The European Medicines Agency (EMA) website was screened for any neo-/adjuvant oncology therapies approved (1 January 2013-22 October 2018) and any corresponding publicly-available assessments by HTA bodies (NICE, SMC, IQWiG, G-BA, CADTH, PBAC, HAS) were identified and key data extracted.
Six neo-/adjuvant therapies have received marketing authorization by the European Commission (EC). These six have been on the market for an average of 8.9 months (range: 0.9-39.3 months, median: 3.3 months). In four of the six, the pivotal trial primary endpoints were measures of relapse-/disease-free survival, (others: pathological complete response and PFS/OS co-primary). Only one had mature OS data available at EC-approval. Four of the six therapies had received at least draft guidance by an HTA body, encompassing 11 HTA assessments in total (4: NICE, 2: IQWiG, HAS; 1: SMC, CADTH, G-BA).
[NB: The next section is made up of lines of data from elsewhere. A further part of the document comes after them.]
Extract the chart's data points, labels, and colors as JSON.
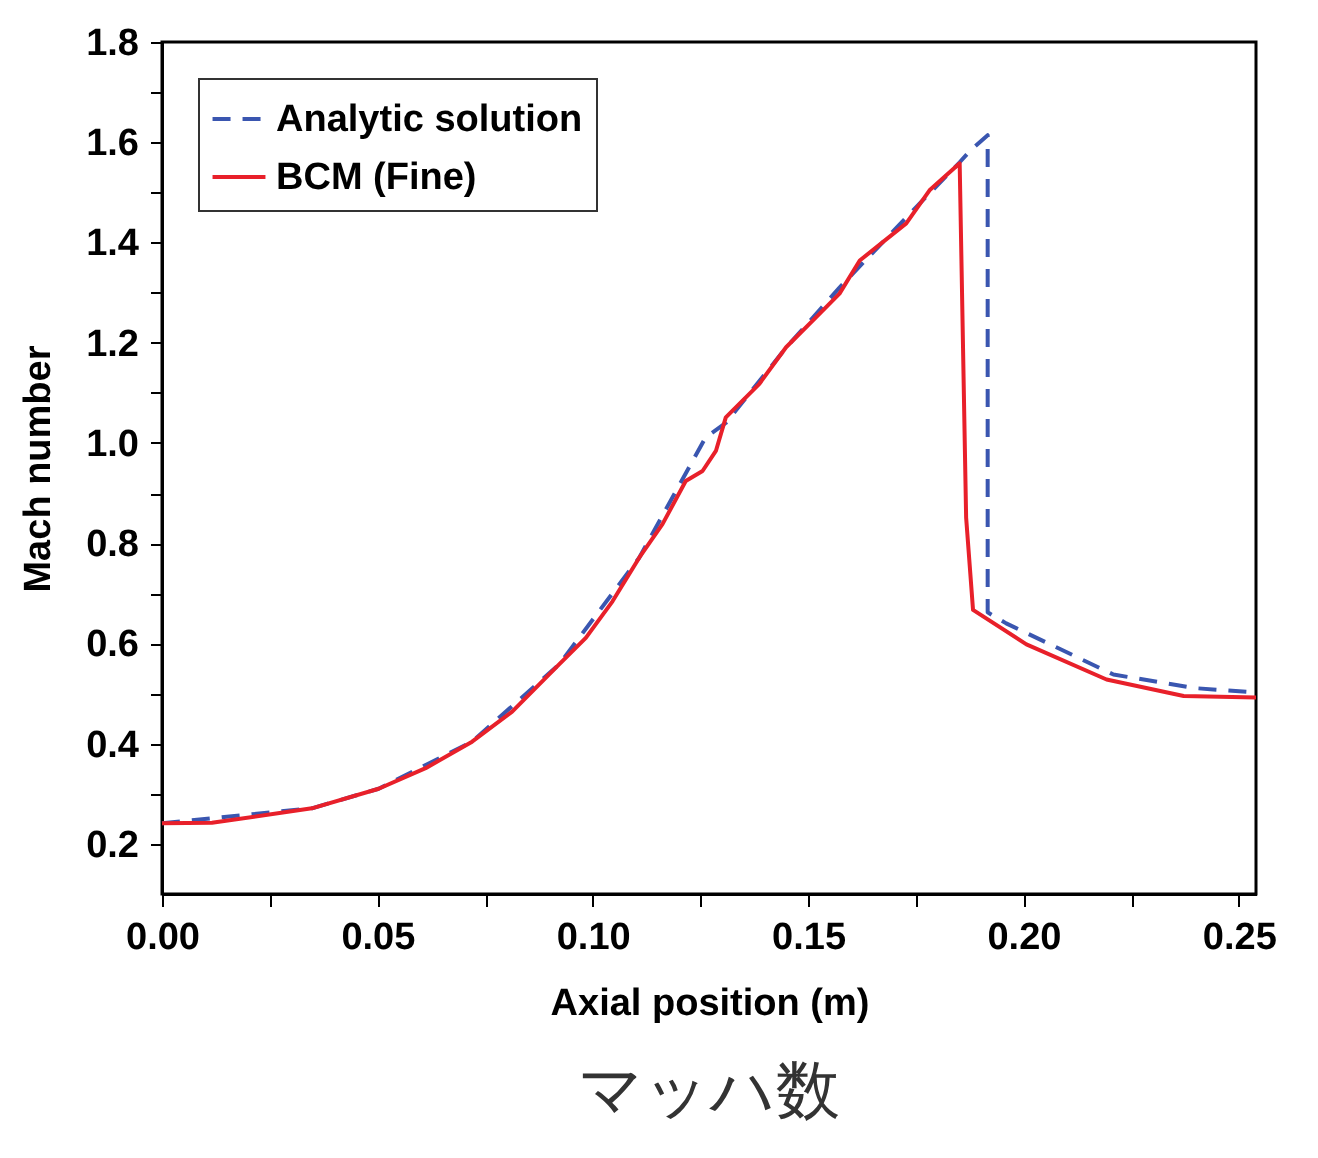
{
  "chart_data": {
    "type": "line",
    "xlabel": "Axial position (m)",
    "ylabel": "Mach number",
    "annotations": [
      "マッハ数"
    ],
    "xlim": [
      0,
      0.254
    ],
    "ylim": [
      0.1,
      1.8
    ],
    "xticks": [
      {
        "value": 0,
        "label": "0.00"
      },
      {
        "value": 0.025,
        "label": null
      },
      {
        "value": 0.05,
        "label": "0.05"
      },
      {
        "value": 0.075,
        "label": null
      },
      {
        "value": 0.1,
        "label": "0.10"
      },
      {
        "value": 0.125,
        "label": null
      },
      {
        "value": 0.15,
        "label": "0.15"
      },
      {
        "value": 0.175,
        "label": null
      },
      {
        "value": 0.2,
        "label": "0.20"
      },
      {
        "value": 0.225,
        "label": null
      },
      {
        "value": 0.25,
        "label": "0.25"
      }
    ],
    "yticks": [
      {
        "value": 0.2,
        "label": "0.2"
      },
      {
        "value": 0.3,
        "label": null
      },
      {
        "value": 0.4,
        "label": "0.4"
      },
      {
        "value": 0.5,
        "label": null
      },
      {
        "value": 0.6,
        "label": "0.6"
      },
      {
        "value": 0.7,
        "label": null
      },
      {
        "value": 0.8,
        "label": "0.8"
      },
      {
        "value": 0.9,
        "label": null
      },
      {
        "value": 1.0,
        "label": "1.0"
      },
      {
        "value": 1.1,
        "label": null
      },
      {
        "value": 1.2,
        "label": "1.2"
      },
      {
        "value": 1.3,
        "label": null
      },
      {
        "value": 1.4,
        "label": "1.4"
      },
      {
        "value": 1.5,
        "label": null
      },
      {
        "value": 1.6,
        "label": "1.6"
      },
      {
        "value": 1.7,
        "label": null
      },
      {
        "value": 1.8,
        "label": "1.8"
      }
    ],
    "grid": false,
    "legend": "top left",
    "marker": "none",
    "series": [
      {
        "name": "Analytic solution",
        "color": "#3a56b0",
        "line_style": "dashed",
        "x": [
          0,
          0.0348,
          0.0503,
          0.072,
          0.0922,
          0.1108,
          0.1262,
          0.1309,
          0.1449,
          0.1573,
          0.1728,
          0.1852,
          0.1875,
          0.1917,
          0.1917,
          0.196,
          0.2209,
          0.2395,
          0.254
        ],
        "values": [
          0.241,
          0.271,
          0.31,
          0.404,
          0.558,
          0.771,
          1.011,
          1.04,
          1.19,
          1.31,
          1.45,
          1.56,
          1.582,
          1.614,
          0.662,
          0.64,
          0.538,
          0.511,
          0.502
        ]
      },
      {
        "name": "BCM (Fine)",
        "color": "#e8202a",
        "line_style": "solid",
        "x": [
          0,
          0.0116,
          0.0348,
          0.0503,
          0.0612,
          0.072,
          0.0813,
          0.0922,
          0.0984,
          0.1046,
          0.1108,
          0.1162,
          0.1216,
          0.1255,
          0.1286,
          0.1309,
          0.1387,
          0.1449,
          0.1527,
          0.1573,
          0.162,
          0.1728,
          0.1782,
          0.1852,
          0.1867,
          0.1883,
          0.2007,
          0.2193,
          0.2372,
          0.254
        ],
        "values": [
          0.241,
          0.242,
          0.271,
          0.31,
          0.351,
          0.404,
          0.464,
          0.558,
          0.611,
          0.684,
          0.771,
          0.838,
          0.924,
          0.944,
          0.984,
          1.051,
          1.118,
          1.191,
          1.258,
          1.298,
          1.364,
          1.438,
          1.504,
          1.558,
          0.851,
          0.667,
          0.598,
          0.528,
          0.495,
          0.492
        ]
      }
    ]
  }
}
Only two of 11 (18%) were positive outcomes (both NICE), the remaining nine were negative.
Oncology therapies are increasingly receiving regulatory approval in the neo-/adjuvant setting. However, their pivotal trials are frequently powered to show benefits in disease-/metastases-free survival. Whilst sufficient for regulatory approval, translating this to favorable HTA decisions has been more challenging. Clearly establishing linkages between surrogate survival metrics and OS alongside measuring metrics that clearly portray patient benefits (e.g. time to symptomatic progression) could improve HTA-acceptability. Further, some payers allow for temporary reimbursement whilst additional evidence is generated (e.g. Cancer Drugs Fund in England).